Salsa Stains: Place a layer of paper towels over the stain. Working from the inside of the fabric, flush the area with cold water to transfer some of the salsa to the towel. Once you're home, pre-treat with a liquid laundry detergent to break up the stain. Let sit for several minutes, then rinse well. Sponge the stain with white vinegar and rinse. Pre-treat again and wash. The same technique works for ketchup smears.
Guacamole Stains: Simply scrape off the excess guacamole, and flush the stain with cold running water. Then wash the item in the hottest water safe for the material with all-fabric bleach.
Butter Stains: Butter is greasy and difficult to remove. Sprinkle sugar on the stain and pat it in to absorb the grease. Let it sit for a few minutes, then brush the sugar off. When you get home, treat the area with a stain remover, and wash in the hottest water possible. You can also use this approach for any mayonnaise-based foods, like potato salad or coleslaw.
Salad Dressing Stains: Act fast with this one! Immediately sop up any excess dressing with a dry napkin, or scrape it off with a clean spoon. Another trick: Grab a packet of sugar and sprinkle it on to soak up the blob (shake off the grains before you leave the table). No matter what the fabric, when you get home, sponge the stain with a dry cleaning solvent. Take dry clean-only garments to the shop ASAP. For washables, apply pre-wash stain treatment and launder as usual.
Grease Stains: If a bit of grease dripped from a burger onto your clothes, blot the stain with a small piece of the bun. When you get home, rub the stain with a grease-cutting liquid dishwashing soap, like Dawn, and launder in the warmest water possible.
Tea Stains: The good news is that iced tea won't set into the fabric as quickly as hot tea. Simply take an ice cube and rub it over the stain. Then pat the area with dry paper napkins. When you get home, treat the stain with a laundry pre-treater or some liquid laundry detergent and wash as usual, adding a little bleach if appropriate for the fabric.
Baked Beans Stains: Scoop off as much of the baked beans as possible with a clean spoon. Flush the stain with cold water for the time being. When you get home, pre-treat with a pre-wash stain remover and launder as usual.
Ice Cream Stains: If little drips get on your little one’s clothes, pre-treat or soak the fabric using a laundry detergent that contains enzymes for at least 30 minutes and launder.

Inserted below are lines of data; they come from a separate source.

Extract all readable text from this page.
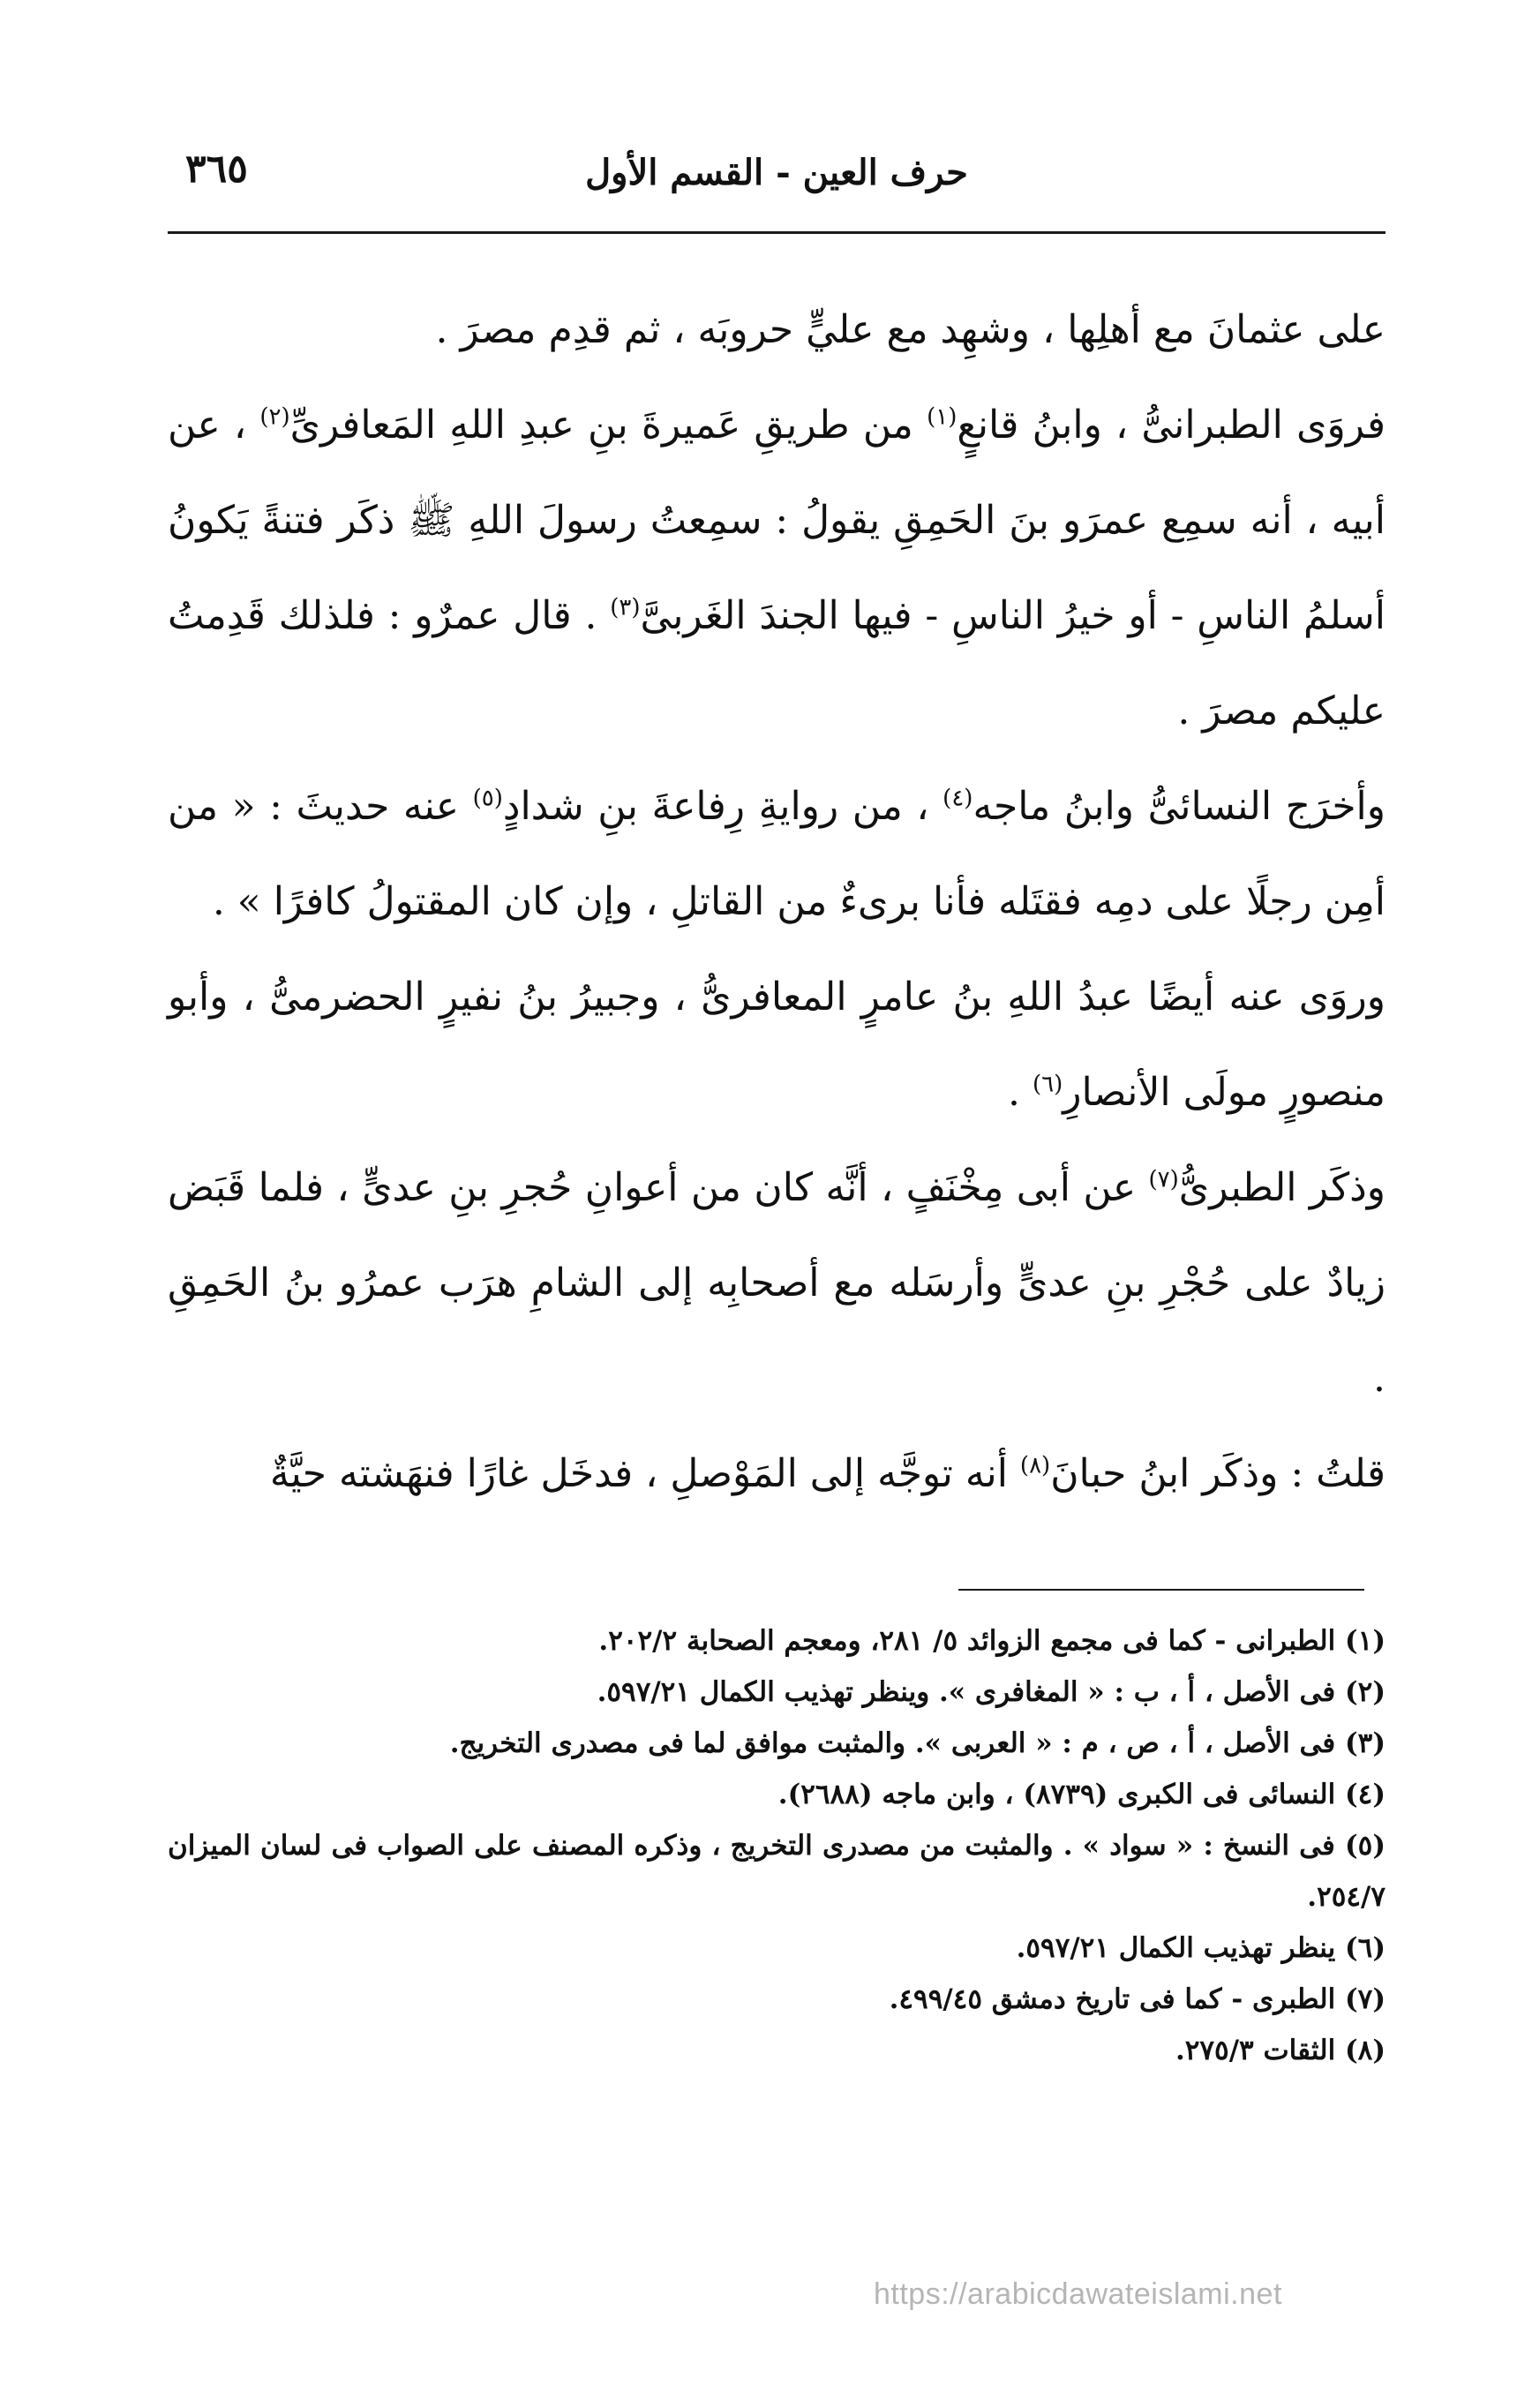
حرف العين - القسم الأول
٣٦٥

على عثمانَ مع أهلِها ، وشهِد مع عليٍّ حروبَه ، ثم قدِم مصرَ .

فروَى الطبرانىُّ ، وابنُ قانعٍ$^{(١)}$ من طريقِ عَميرةَ بنِ عبدِ اللهِ المَعافرىِّ$^{(٢)}$ ، عن أبيه ، أنه سمِع عمرَو بنَ الحَمِقِ يقولُ : سمِعتُ رسولَ اللهِ ﷺ ذكَر فتنةً يَكونُ أسلمُ الناسِ - أو خيرُ الناسِ - فيها الجندَ الغَربىَّ$^{(٣)}$ . قال عمرٌو : فلذلك قَدِمتُ عليكم مصرَ .

وأخرَج النسائىُّ وابنُ ماجه$^{(٤)}$ ، من روايةِ رِفاعةَ بنِ شدادٍ$^{(٥)}$ عنه حديثَ : « من أمِن رجلًا على دمِه فقتَله فأنا برىءٌ من القاتلِ ، وإن كان المقتولُ كافرًا » .

وروَى عنه أيضًا عبدُ اللهِ بنُ عامرٍ المعافرىُّ ، وجبيرُ بنُ نفيرٍ الحضرمىُّ ، وأبو منصورٍ مولَى الأنصارِ$^{(٦)}$ .

وذكَر الطبرىُّ$^{(٧)}$ عن أبى مِخْنَفٍ ، أنَّه كان من أعوانِ حُجرِ بنِ عدىٍّ ، فلما قَبَض زيادٌ على حُجْرِ بنِ عدىٍّ وأرسَله مع أصحابِه إلى الشامِ هرَب عمرُو بنُ الحَمِقِ .

قلتُ : وذكَر ابنُ حبانَ$^{(٨)}$ أنه توجَّه إلى المَوْصلِ ، فدخَل غارًا فنهَشته حيَّةٌ

(١) الطبرانى - كما فى مجمع الزوائد ٥/ ٢٨١، ومعجم الصحابة ٢٠٢/٢.

(٢) فى الأصل ، أ ، ب : « المغافرى ». وينظر تهذيب الكمال ٥٩٧/٢١.

(٣) فى الأصل ، أ ، ص ، م : « العربى ». والمثبت موافق لما فى مصدرى التخريج.

(٤) النسائى فى الكبرى (٨٧٣٩) ، وابن ماجه (٢٦٨٨).

(٥) فى النسخ : « سواد » . والمثبت من مصدرى التخريج ، وذكره المصنف على الصواب فى لسان الميزان ٢٥٤/٧.

(٦) ينظر تهذيب الكمال ٥٩٧/٢١.

(٧) الطبرى - كما فى تاريخ دمشق ٤٩٩/٤٥.

(٨) الثقات ٢٧٥/٣.

https://arabicdawateislami.net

Sunscreen Stains: It's inevitable that this summer staple is going to end up on your beach towel, bathing suit, or shorts. When that happens, remove as much of the excess sunscreen as you can by dousing the fabric with sand. Sand will cause the lotion to clump, making it easier to roll it off without pressing it into the fibers. After you get home, apply a pre-wash remover wash the stained items in the hottest water that's safe for the fabric.
Sweat Stains: Discoloration (i.e. pit stains) is caused when sweat and antiperspirant build up on fabric. First, rinse stains for 15 seconds with cool water to dilute trapped salts and acid. Work in some enzyme-containing liquid laundry detergent; let it sit for 15 minutes. Wash in the hottest water that is safe for the fabric, with fabric-safe bleach.